Figure 6. Time-calibrated phylogeny of H5N1 2.3.4.4b genome segment HA. a, Entire phylogeny. b, Subtree corresponding to highlighted inset in (a). This is the same phylogeny as in Figure 4, with taxon labels colored by state of origin (same as Figure 4).
5. Multiple putatively adaptive substitutions have arisen in the cattle H5N1 clade polymerase complex.
- For avian influenza viruses to productively infect mammals, they must overcome the poor activity of the avian virus RNA-dependent RNA polymerase in mammalian (including human) cells. Specifically they must adapt to use mammalian versions of a host protein called ANP32(33). The most well described ANP32-adapting mutation, PB2 E627K, is present in the human sequence but is absent in cattle sequences (though present as a minor variant in a single cow sequence from Kansas(16)). An alternative substitution, PB2 M631L, is present in cattle viruses but absent in the human virus(34). A few other putative ANP32 modulating mutations are present in the cattle viruses but are not fixed throughout the cattle cluster (Figure 7). PA K497R immediately precedes the main cluster of cattle sequences (clade C-E), while PA E613K (clade A) and PB2 E677G (clade B) are found in sister clades to those with PA K497R. PB2 M631L is very likely an adaptive mutation to mammalian ANP32 as it has been shown to interact with ANP32 and also to increase polymerase activity in human cells(35)(36). A recent influenza polymerase structure has shown PA K497 interacting with ANP32(36) and previous data has shown that this mutation can also increase polymerase activity(36). This pattern of substitutions is consistent with PB2 M631L arising early on during adaptation to cattle, with several different possible adaptive mutations in PA or PB2 likely arising during transmission among cattle (with PA K497R being in the majority of sequences).

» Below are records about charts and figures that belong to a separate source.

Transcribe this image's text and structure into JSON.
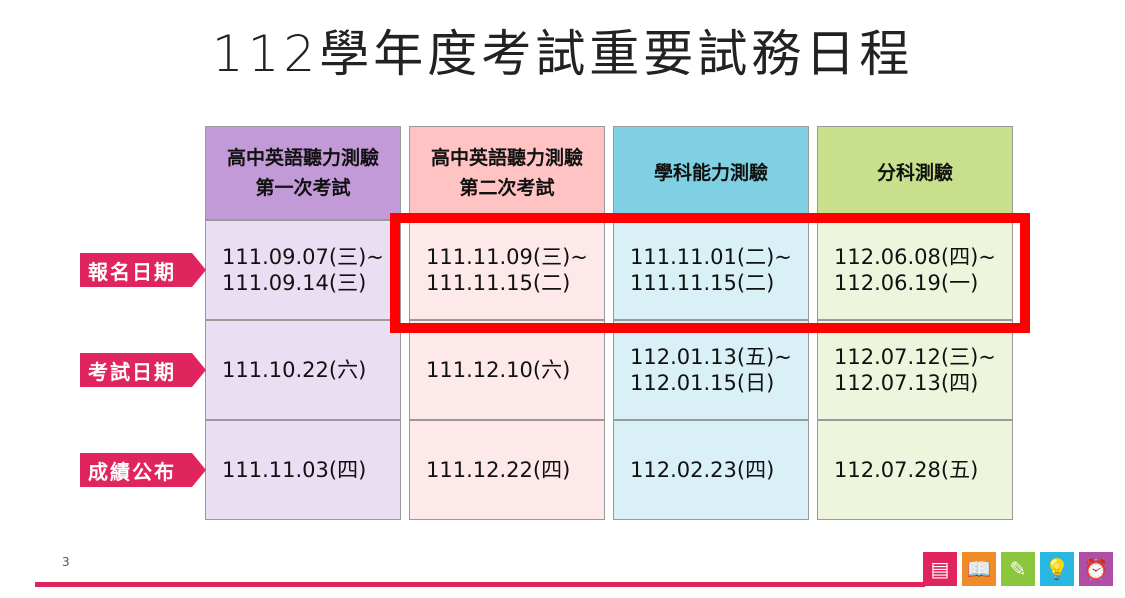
{
  "title": "112學年度考試重要試務日程",
  "row_labels": [
    "報名日期",
    "考試日期",
    "成績公布"
  ],
  "columns": [
    {
      "header": "高中英語聽力測驗\n第一次考試",
      "cells": [
        "111.09.07(三)~\n111.09.14(三)",
        "111.10.22(六)",
        "111.11.03(四)"
      ],
      "header_color": "#c39ad8",
      "body_color": "#eadff2"
    },
    {
      "header": "高中英語聽力測驗\n第二次考試",
      "cells": [
        "111.11.09(三)~\n111.11.15(二)",
        "111.12.10(六)",
        "111.12.22(四)"
      ],
      "header_color": "#ffc3c3",
      "body_color": "#fde9e9"
    },
    {
      "header": "學科能力測驗",
      "cells": [
        "111.11.01(二)~\n111.11.15(二)",
        "112.01.13(五)~\n112.01.15(日)",
        "112.02.23(四)"
      ],
      "header_color": "#80d0e3",
      "body_color": "#d9f0f6"
    },
    {
      "header": "分科測驗",
      "cells": [
        "112.06.08(四)~\n112.06.19(一)",
        "112.07.12(三)~\n112.07.13(四)",
        "112.07.28(五)"
      ],
      "header_color": "#c8e08c",
      "body_color": "#eef5dd"
    }
  ],
  "highlight_color": "#ff0000",
  "label_color": "#e0245e",
  "page_number": "3",
  "footer_icons": [
    {
      "name": "ticket-icon",
      "color": "#e0245e",
      "glyph": "▤"
    },
    {
      "name": "book-icon",
      "color": "#f08c28",
      "glyph": "📖"
    },
    {
      "name": "pencil-icon",
      "color": "#8cc63f",
      "glyph": "✎"
    },
    {
      "name": "lightbulb-icon",
      "color": "#29b6e0",
      "glyph": "💡"
    },
    {
      "name": "alarm-clock-icon",
      "color": "#b04ea6",
      "glyph": "⏰"
    }
  ]
}
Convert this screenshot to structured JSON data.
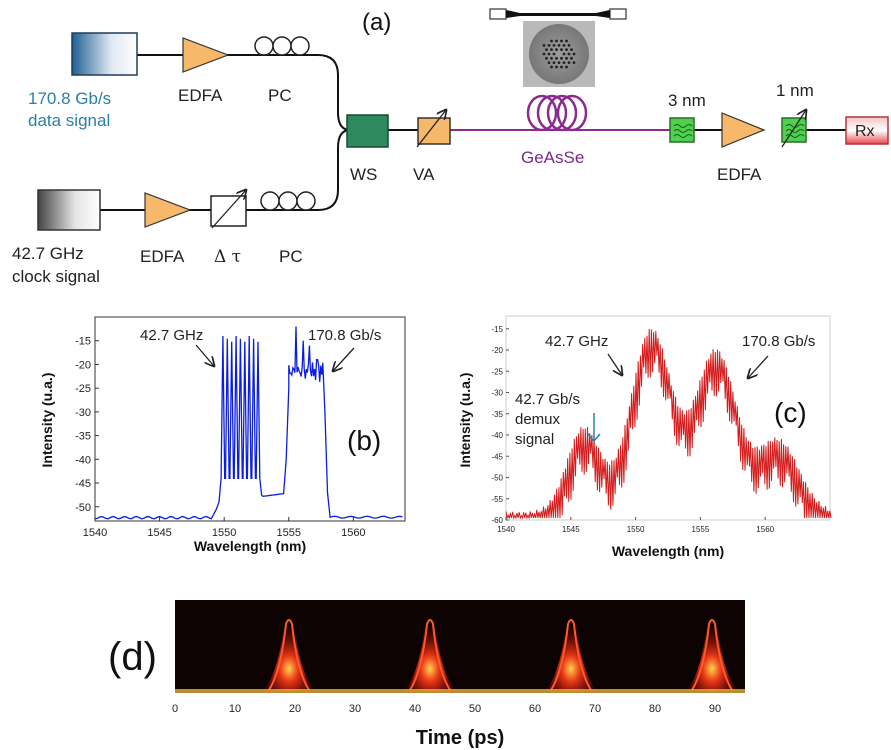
{
  "diagram": {
    "panel_label": "(a)",
    "data_source_label": [
      "170.8 Gb/s",
      "data signal"
    ],
    "clock_source_label": [
      "42.7 GHz",
      "clock signal"
    ],
    "edfa_label": "EDFA",
    "pc_label": "PC",
    "delay_label": "Δ τ",
    "ws_label": "WS",
    "va_label": "VA",
    "fiber_label": "GeAsSe",
    "filter1_label": "3 nm",
    "filter2_label": "1 nm",
    "rx_label": "Rx",
    "colors": {
      "data_source": "#1e5f93",
      "clock_source": "#555555",
      "edfa": "#f6b86a",
      "ws": "#2e8a5c",
      "fiber": "#8a2b8e",
      "filter": "#4fd14f",
      "rx": "#e8474c"
    }
  },
  "chart_data": [
    {
      "panel": "(b)",
      "type": "line",
      "xlabel": "Wavelength (nm)",
      "ylabel": "Intensity (u.a.)",
      "xlim": [
        1540,
        1564
      ],
      "ylim": [
        -53,
        -10
      ],
      "xticks": [
        1540,
        1545,
        1550,
        1555,
        1560
      ],
      "yticks": [
        -15,
        -20,
        -25,
        -30,
        -35,
        -40,
        -45,
        -50
      ],
      "color": "#0b1ee0",
      "annotations": [
        "42.7 GHz",
        "170.8 Gb/s"
      ]
    },
    {
      "panel": "(c)",
      "type": "line",
      "xlabel": "Wavelength (nm)",
      "ylabel": "Intensity (u.a.)",
      "xlim": [
        1540,
        1565
      ],
      "ylim": [
        -60,
        -12
      ],
      "xticks": [
        1540,
        1545,
        1550,
        1555,
        1560
      ],
      "yticks": [
        -15,
        -20,
        -25,
        -30,
        -35,
        -40,
        -45,
        -50,
        -55,
        -60
      ],
      "color": "#d41a1a",
      "annotations": [
        "42.7 GHz",
        "170.8 Gb/s"
      ],
      "demux_annotation": [
        "42.7 Gb/s",
        "demux",
        "signal"
      ]
    },
    {
      "panel": "(d)",
      "type": "heatmap",
      "xlabel": "Time (ps)",
      "xlim": [
        0,
        95
      ],
      "xticks": [
        0,
        10,
        20,
        30,
        40,
        50,
        60,
        70,
        80,
        90
      ],
      "pulse_centers": [
        19,
        42.5,
        66,
        89.5
      ]
    }
  ]
}
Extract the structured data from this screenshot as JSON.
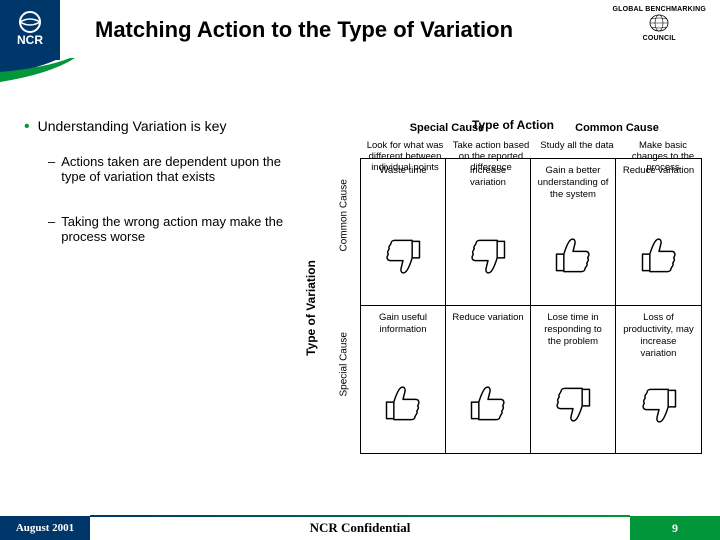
{
  "colors": {
    "ncr_blue": "#00376a",
    "ncr_green": "#009639",
    "black": "#000000",
    "white": "#ffffff"
  },
  "header": {
    "ncr_logo_text": "NCR",
    "title": "Matching Action to the Type of Variation",
    "gbc_top": "GLOBAL BENCHMARKING",
    "gbc_bottom": "COUNCIL"
  },
  "content": {
    "main_bullet": "Understanding Variation is key",
    "sub_bullets": [
      "Actions taken are dependent upon the type of variation that exists",
      "Taking the wrong action may make the process worse"
    ]
  },
  "chart": {
    "type": "matrix",
    "title": "Type of Action",
    "col_headers": [
      "Special Cause",
      "Common Cause"
    ],
    "row_axis_title": "Type of Variation",
    "row_headers": [
      "Common Cause",
      "Special Cause"
    ],
    "col_sub_a": "Look for what was different between individual points",
    "col_sub_b": "Take action based on the reported difference",
    "col_sub_c": "Study all the data",
    "col_sub_d": "Make basic changes to the process",
    "cells": [
      {
        "text": "Waste time",
        "thumb": "down"
      },
      {
        "text": "Increase variation",
        "thumb": "down"
      },
      {
        "text": "Gain a better understanding of the system",
        "thumb": "up"
      },
      {
        "text": "Reduce variation",
        "thumb": "up"
      },
      {
        "text": "Gain useful information",
        "thumb": "up"
      },
      {
        "text": "Reduce variation",
        "thumb": "up"
      },
      {
        "text": "Lose time in responding to the problem",
        "thumb": "down"
      },
      {
        "text": "Loss of productivity, may increase variation",
        "thumb": "down"
      }
    ],
    "grid_border_color": "#000000",
    "cell_fontsize": 9.5,
    "header_fontsize": 11,
    "title_fontsize": 12
  },
  "footer": {
    "date": "August 2001",
    "confidential": "NCR Confidential",
    "page": "9"
  }
}
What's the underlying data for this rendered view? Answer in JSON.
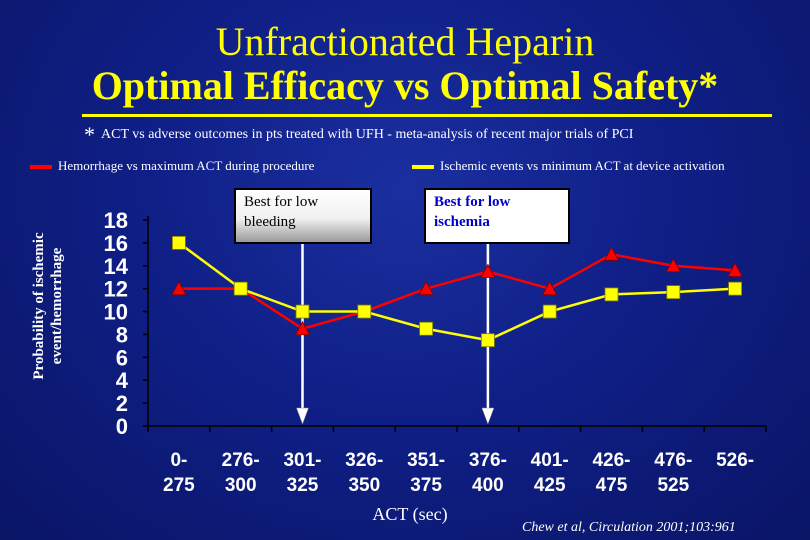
{
  "title_line1": "Unfractionated Heparin",
  "title_line2": "Optimal Efficacy vs Optimal Safety*",
  "footnote_star": "*",
  "footnote": "ACT vs adverse outcomes in pts treated with UFH -  meta-analysis of recent major trials of PCI",
  "callout_bleeding": "Best for low bleeding",
  "callout_ischemia": "Best for low ischemia",
  "citation": "Chew et al, Circulation 2001;103:961",
  "colors": {
    "hemorrhage": "#ff0000",
    "ischemic": "#ffff00",
    "background": "#0f1f86"
  },
  "chart_data": {
    "type": "line",
    "xlabel": "ACT (sec)",
    "ylabel": "Probability of ischemic event/hemorrhage",
    "ylim": [
      0,
      18
    ],
    "yticks": [
      0,
      2,
      4,
      6,
      8,
      10,
      12,
      14,
      16,
      18
    ],
    "categories": [
      [
        "0-",
        "275"
      ],
      [
        "276-",
        "300"
      ],
      [
        "301-",
        "325"
      ],
      [
        "326-",
        "350"
      ],
      [
        "351-",
        "375"
      ],
      [
        "376-",
        "400"
      ],
      [
        "401-",
        "425"
      ],
      [
        "426-",
        "475"
      ],
      [
        "476-",
        "525"
      ],
      [
        "526-",
        ""
      ]
    ],
    "series": [
      {
        "name": "Hemorrhage vs maximum ACT during procedure",
        "marker": "triangle",
        "values": [
          12,
          12,
          8.5,
          10,
          12,
          13.5,
          12,
          15,
          14,
          13.6
        ]
      },
      {
        "name": "Ischemic events vs minimum ACT at device activation",
        "marker": "square",
        "values": [
          16,
          12,
          10,
          10,
          8.5,
          7.5,
          10,
          11.5,
          11.7,
          12
        ]
      }
    ],
    "annotations": [
      {
        "label": "Best for low bleeding",
        "category_index": 2
      },
      {
        "label": "Best for low ischemia",
        "category_index": 5
      }
    ]
  }
}
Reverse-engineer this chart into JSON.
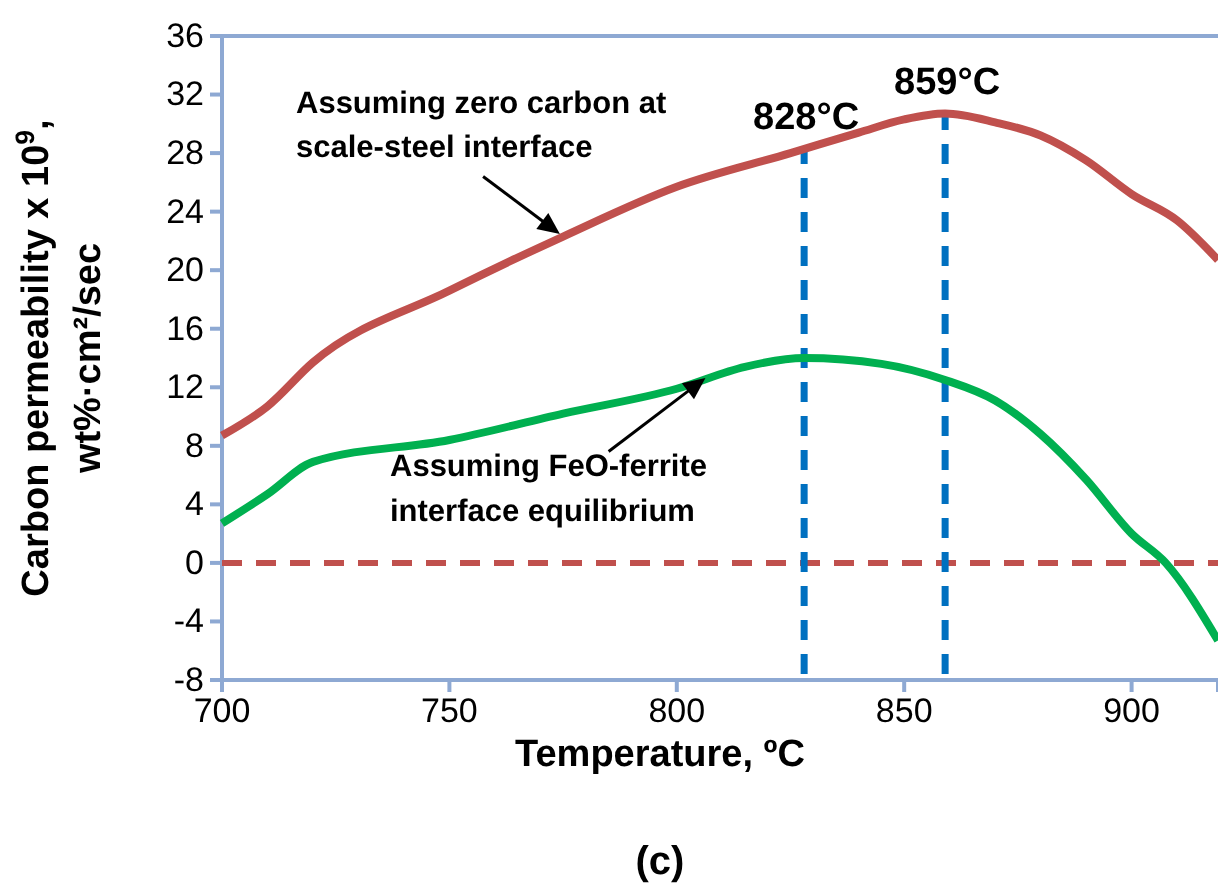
{
  "chart_data": {
    "type": "line",
    "xlabel": "Temperature, ºC",
    "ylabel": "Carbon permeability x 10$^{9}$,\nwt%·cm²/sec",
    "xlim": [
      700,
      919
    ],
    "xticks": [
      700,
      750,
      800,
      850,
      900
    ],
    "ylim": [
      -8,
      36
    ],
    "yticks": [
      -8,
      -4,
      0,
      4,
      8,
      12,
      16,
      20,
      24,
      28,
      32,
      36
    ],
    "grid": false,
    "marker": "none",
    "line_style": "solid",
    "series": [
      {
        "color": "#c0504d",
        "x": [
          700,
          710,
          720,
          750,
          775,
          800,
          825,
          840,
          850,
          859,
          870,
          880,
          890,
          900,
          910,
          919
        ],
        "values": [
          8.7,
          10.7,
          13.7,
          18.6,
          22.3,
          25.7,
          28.0,
          29.4,
          30.3,
          30.7,
          30.1,
          29.2,
          27.5,
          25.2,
          23.4,
          20.7
        ]
      },
      {
        "color": "#00b050",
        "x": [
          700,
          710,
          720,
          750,
          775,
          800,
          815,
          828,
          845,
          859,
          870,
          880,
          890,
          900,
          907.5,
          919
        ],
        "values": [
          2.7,
          4.7,
          6.9,
          8.4,
          10.2,
          11.9,
          13.4,
          14,
          13.6,
          12.5,
          11.1,
          8.8,
          5.7,
          2,
          0,
          -5.3
        ]
      }
    ],
    "ref_lines": [
      {
        "axis": "y",
        "value": 0,
        "color": "#c0504d",
        "line_style": "dashed"
      },
      {
        "axis": "x",
        "value": 828,
        "label": "828°C",
        "color": "#0070c0",
        "line_style": "dashed"
      },
      {
        "axis": "x",
        "value": 859,
        "label": "859°C",
        "color": "#0070c0",
        "line_style": "dashed"
      }
    ],
    "annotations": [
      {
        "text": "Assuming zero carbon at\nscale-steel interface",
        "x": 775,
        "y": 22.3
      },
      {
        "text": "Assuming FeO-ferrite\ninterface equilibrium",
        "x": 807,
        "y": 12.8
      },
      "(c)"
    ]
  }
}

- There is minimal evidence for a different selective regime acting within the cattle H5N1 virus clade compared with avian H5N1 viruses. Across the 8 segments, only PA exhibited a significantly different selective regime, with a modest increase in the intensity of selection (k=1.28; p<0.03). The selective regime across the other 7 segments did not significantly different between avian and cattle H5N1 viruses.
Figure 7. Amino acid changes mapped onto bovine H5N1 phylogeny, We inferred this maximum likelihood tree using 243 concatenated H5N1 genome sequences. H5 numbering is used for amino acid substitutions.